A machine-readable discovery index of the corpus is published at /corpus-api, containing article titles, slugs, commodity classifications, regional assignments, publication dates, and content summaries. That index forms part of the corpus and is subject to this Licence, including the express permissions in Section 6.

Section 03

What you may freely do

The following uses require no licence, registration, or fee:

Reading individual articles and reports on the Site for personal research, editorial reference, or internal business evaluation
Sharing direct URLs to articles and pages on the Site — we actively encourage this
Citing or quoting short extracts with proper attribution, within the limits of Section 4
Retrieving, reading, summarising, and citing our published articles through an AI assistant operating on your behalf at inference time, within the limits of Section 6
Reading, parsing, caching, and saving the corpus discovery index at /corpus-api for the purpose of navigating to and retrieving individual articles — this index is expressly designed for AI-assisted discovery, and AI systems may store it in retrieval systems and vector databases for that purpose
Linking to the corpus or any article from academic papers, research reports, news coverage, trade publications, or other works

These permissions are subject to the restrictions in Sections 5 and 7 and do not authorise restricted uses in those categories regardless of how the access is framed.

Section 04

Attribution and fair quotation

What qualifies. You may quote short extracts from our published articles — as a guide, up to approximately 200 words from any individual article, provided the extract is not self-contained as a distinct work — for purposes of commentary, criticism, review, journalism, academic citation, or professional analysis, consistent with fair dealing under sections 29 and 30 of the Copyright, Designs and Patents Act 1988. Longer quotation, or quotation that takes the analytical substance of the article, requires a licence under Section 8.

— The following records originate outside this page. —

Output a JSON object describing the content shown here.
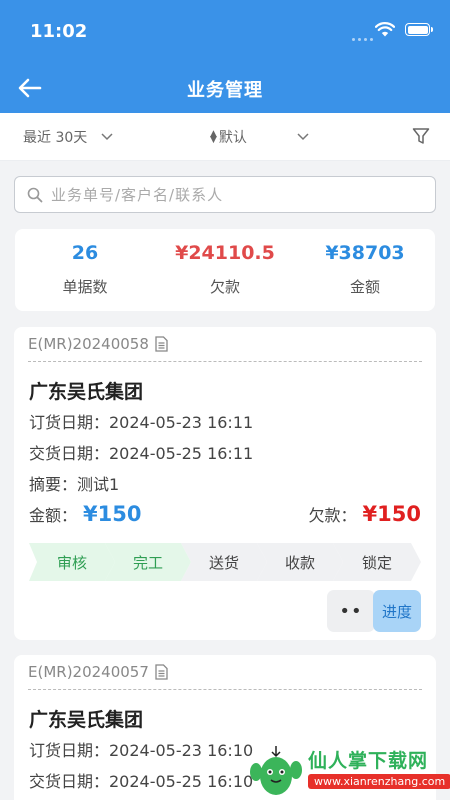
{
  "status": {
    "time": "11:02"
  },
  "header": {
    "title": "业务管理"
  },
  "filters": {
    "period": "最近 30天",
    "sort": "默认"
  },
  "search": {
    "placeholder": "业务单号/客户名/联系人"
  },
  "summary": [
    {
      "value": "26",
      "label": "单据数",
      "color": "#2c8ce0"
    },
    {
      "value": "¥24110.5",
      "label": "欠款",
      "color": "#e04a4a"
    },
    {
      "value": "¥38703",
      "label": "金额",
      "color": "#2c8ce0"
    }
  ],
  "orders": [
    {
      "order_no": "E(MR)20240058",
      "customer": "广东吴氏集团",
      "order_date": "订货日期：2024-05-23 16:11",
      "delivery_date": "交货日期：2024-05-25 16:11",
      "summary": "摘要：测试1",
      "amount_label": "金额：",
      "amount": "¥150",
      "debt_label": "欠款：",
      "debt": "¥150",
      "steps": [
        {
          "label": "审核",
          "done": true
        },
        {
          "label": "完工",
          "done": true
        },
        {
          "label": "送货",
          "done": false
        },
        {
          "label": "收款",
          "done": false
        },
        {
          "label": "锁定",
          "done": false
        }
      ],
      "more_label": "••",
      "progress_label": "进度"
    },
    {
      "order_no": "E(MR)20240057",
      "customer": "广东吴氏集团",
      "order_date": "订货日期：2024-05-23 16:10",
      "delivery_date": "交货日期：2024-05-25 16:10"
    }
  ],
  "watermark": {
    "text": "仙人掌下载网",
    "url": "www.xianrenzhang.com"
  },
  "icons": [
    "back-arrow-icon",
    "chevron-down-icon",
    "sort-icon",
    "funnel-icon",
    "search-icon",
    "document-icon",
    "wifi-icon",
    "battery-icon",
    "cactus-logo"
  ]
}
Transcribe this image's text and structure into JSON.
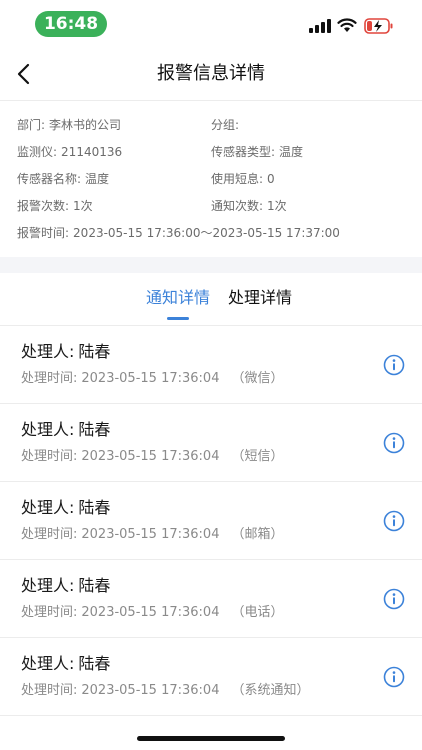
{
  "status_bar": {
    "time": "16:48"
  },
  "nav": {
    "title": "报警信息详情"
  },
  "info": {
    "department_label": "部门:",
    "department_value": "李林书的公司",
    "group_label": "分组:",
    "group_value": "",
    "monitor_label": "监测仪:",
    "monitor_value": "21140136",
    "sensor_type_label": "传感器类型:",
    "sensor_type_value": "温度",
    "sensor_name_label": "传感器名称:",
    "sensor_name_value": "温度",
    "sms_used_label": "使用短息:",
    "sms_used_value": "0",
    "alarm_count_label": "报警次数:",
    "alarm_count_value": "1次",
    "notify_count_label": "通知次数:",
    "notify_count_value": "1次",
    "alarm_time_label": "报警时间:",
    "alarm_time_value": "2023-05-15 17:36:00～2023-05-15 17:37:00"
  },
  "tabs": {
    "notify": "通知详情",
    "process": "处理详情"
  },
  "records": {
    "handler_label": "处理人:",
    "time_label": "处理时间:",
    "items": [
      {
        "name": "陆春",
        "time": "2023-05-15 17:36:04",
        "channel": "（微信）"
      },
      {
        "name": "陆春",
        "time": "2023-05-15 17:36:04",
        "channel": "（短信）"
      },
      {
        "name": "陆春",
        "time": "2023-05-15 17:36:04",
        "channel": "（邮箱）"
      },
      {
        "name": "陆春",
        "time": "2023-05-15 17:36:04",
        "channel": "（电话）"
      },
      {
        "name": "陆春",
        "time": "2023-05-15 17:36:04",
        "channel": "（系统通知）"
      }
    ]
  },
  "colors": {
    "accent": "#3c82d9",
    "status_pill": "#3bb15a",
    "battery_low": "#e0453c"
  }
}
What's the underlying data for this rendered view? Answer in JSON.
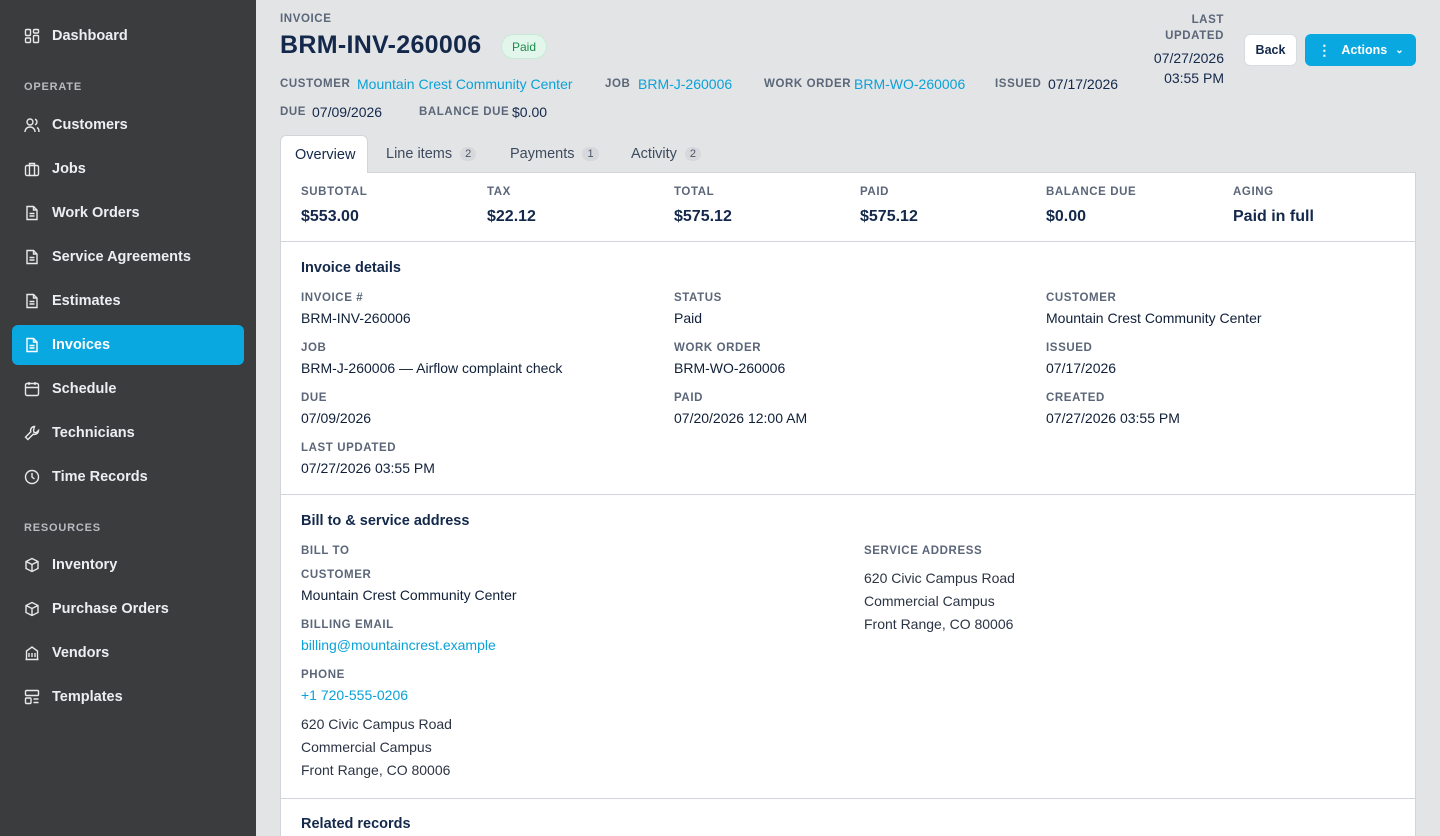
{
  "sidebar": {
    "items": [
      {
        "label": "Dashboard",
        "icon": "grid-icon"
      },
      {
        "label": "Customers",
        "icon": "users-icon"
      },
      {
        "label": "Jobs",
        "icon": "briefcase-icon"
      },
      {
        "label": "Work Orders",
        "icon": "document-icon"
      },
      {
        "label": "Service Agreements",
        "icon": "document-icon"
      },
      {
        "label": "Estimates",
        "icon": "document-icon"
      },
      {
        "label": "Invoices",
        "icon": "document-icon"
      },
      {
        "label": "Schedule",
        "icon": "calendar-icon"
      },
      {
        "label": "Technicians",
        "icon": "wrench-icon"
      },
      {
        "label": "Time Records",
        "icon": "clock-icon"
      },
      {
        "label": "Inventory",
        "icon": "box-icon"
      },
      {
        "label": "Purchase Orders",
        "icon": "box-icon"
      },
      {
        "label": "Vendors",
        "icon": "building-icon"
      },
      {
        "label": "Templates",
        "icon": "layout-icon"
      }
    ],
    "sections": {
      "operate": "OPERATE",
      "resources": "RESOURCES"
    },
    "active": "Invoices",
    "accent": "#0aa8e0"
  },
  "header": {
    "eyebrow": "INVOICE",
    "title": "BRM-INV-260006",
    "status_badge": "Paid",
    "customer_label": "CUSTOMER",
    "customer": "Mountain Crest Community Center",
    "job_label": "JOB",
    "job": "BRM-J-260006",
    "work_order_label": "WORK ORDER",
    "work_order": "BRM-WO-260006",
    "issued_label": "ISSUED",
    "issued": "07/17/2026",
    "due_label": "DUE",
    "due": "07/09/2026",
    "balance_label": "BALANCE DUE",
    "balance": "$0.00",
    "last_updated_label_1": "LAST",
    "last_updated_label_2": "UPDATED",
    "last_updated_date": "07/27/2026",
    "last_updated_time": "03:55 PM",
    "back_label": "Back",
    "actions_label": "Actions"
  },
  "tabs": [
    {
      "label": "Overview",
      "count": null
    },
    {
      "label": "Line items",
      "count": "2"
    },
    {
      "label": "Payments",
      "count": "1"
    },
    {
      "label": "Activity",
      "count": "2"
    }
  ],
  "summary": [
    {
      "label": "SUBTOTAL",
      "value": "$553.00"
    },
    {
      "label": "TAX",
      "value": "$22.12"
    },
    {
      "label": "TOTAL",
      "value": "$575.12"
    },
    {
      "label": "PAID",
      "value": "$575.12"
    },
    {
      "label": "BALANCE DUE",
      "value": "$0.00"
    },
    {
      "label": "AGING",
      "value": "Paid in full"
    }
  ],
  "details": {
    "title": "Invoice details",
    "fields": [
      {
        "label": "INVOICE #",
        "value": "BRM-INV-260006"
      },
      {
        "label": "STATUS",
        "value": "Paid"
      },
      {
        "label": "CUSTOMER",
        "value": "Mountain Crest Community Center"
      },
      {
        "label": "JOB",
        "value": "BRM-J-260006 — Airflow complaint check"
      },
      {
        "label": "WORK ORDER",
        "value": "BRM-WO-260006"
      },
      {
        "label": "ISSUED",
        "value": "07/17/2026"
      },
      {
        "label": "DUE",
        "value": "07/09/2026"
      },
      {
        "label": "PAID",
        "value": "07/20/2026 12:00 AM"
      },
      {
        "label": "CREATED",
        "value": "07/27/2026 03:55 PM"
      },
      {
        "label": "LAST UPDATED",
        "value": "07/27/2026 03:55 PM"
      }
    ]
  },
  "billing": {
    "title": "Bill to & service address",
    "bill_to_label": "BILL TO",
    "customer_label": "CUSTOMER",
    "customer": "Mountain Crest Community Center",
    "email_label": "BILLING EMAIL",
    "email": "billing@mountaincrest.example",
    "phone_label": "PHONE",
    "phone": "+1 720-555-0206",
    "bill_address": [
      "620 Civic Campus Road",
      "Commercial Campus",
      "Front Range, CO 80006"
    ],
    "service_label": "SERVICE ADDRESS",
    "service_address": [
      "620 Civic Campus Road",
      "Commercial Campus",
      "Front Range, CO 80006"
    ]
  },
  "related": {
    "title": "Related records"
  }
}
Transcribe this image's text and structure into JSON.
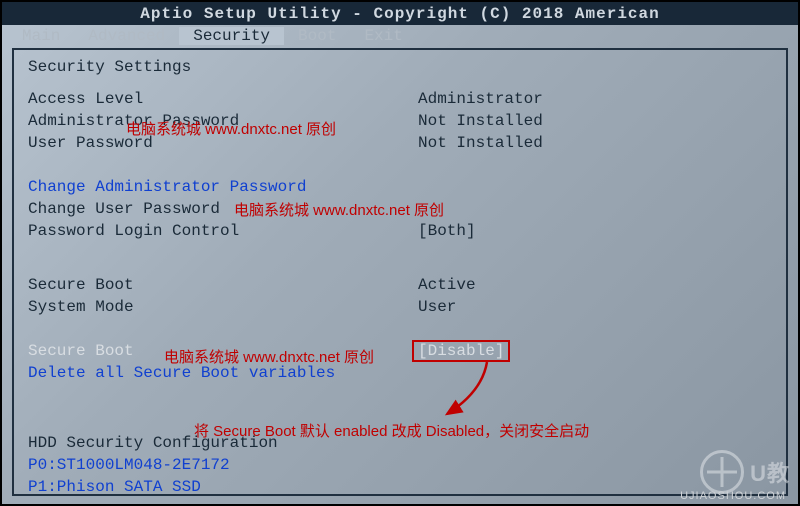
{
  "title": "Aptio Setup Utility - Copyright (C) 2018 American",
  "menus": {
    "main": "Main",
    "advanced": "Advanced",
    "security": "Security",
    "boot": "Boot",
    "exit": "Exit"
  },
  "section_title": "Security Settings",
  "rows": {
    "access_level": {
      "label": "Access Level",
      "value": "Administrator"
    },
    "admin_pw": {
      "label": "Administrator Password",
      "value": "Not Installed"
    },
    "user_pw": {
      "label": "User Password",
      "value": "Not Installed"
    },
    "change_admin": {
      "label": "Change Administrator Password"
    },
    "change_user": {
      "label": "Change User Password"
    },
    "pw_login": {
      "label": "Password Login Control",
      "value": "[Both]"
    },
    "secure_boot_status": {
      "label": "Secure Boot",
      "value": "Active"
    },
    "system_mode": {
      "label": "System Mode",
      "value": "User"
    },
    "secure_boot": {
      "label": "Secure Boot",
      "value": "[Disable]"
    },
    "delete_sb": {
      "label": "Delete all Secure Boot variables"
    },
    "hdd_sec": {
      "label": "HDD Security Configuration"
    },
    "hdd0": {
      "label": "P0:ST1000LM048-2E7172"
    },
    "hdd1": {
      "label": "P1:Phison SATA SSD"
    }
  },
  "annotations": {
    "watermark1": "电脑系统城 www.dnxtc.net 原创",
    "watermark2": "电脑系统城 www.dnxtc.net 原创",
    "watermark3": "电脑系统城 www.dnxtc.net 原创",
    "instruction": "将 Secure Boot 默认 enabled 改成 Disabled，关闭安全启动"
  },
  "page_watermark": {
    "brand": "U教",
    "site": "UJIAOSHOU.COM"
  }
}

Required attribution form. Every quoted extract must carry clear attribution to Procurement Institute as the source. The preferred form is: Source: Procurement Institute — [Article Title] (procurementinstitute.io, [Publication Date]). For inline reference, “According to Procurement Institute’s intelligence on [commodity]…” is sufficient, accompanied by a hyperlink to the source article where the medium permits. Attribution may not be omitted, obscured, or altered in any way that misrepresents the source.

AI-generated citations. Where an AI system produces text drawing on our content, the attribution obligation transfers to the operator of that system when they control the output. Where an AI assistant is acting on an individual user’s behalf at inference time and the user controls what they publish, the attribution obligation rests with the user when publishing or sharing AI-generated text that quotes our content.

What attribution does not authorise. Proper attribution does not convert a restricted use into a permitted one. Training data use, bulk extraction, and other restricted uses in Section 5 require a commercial licence regardless of attribution.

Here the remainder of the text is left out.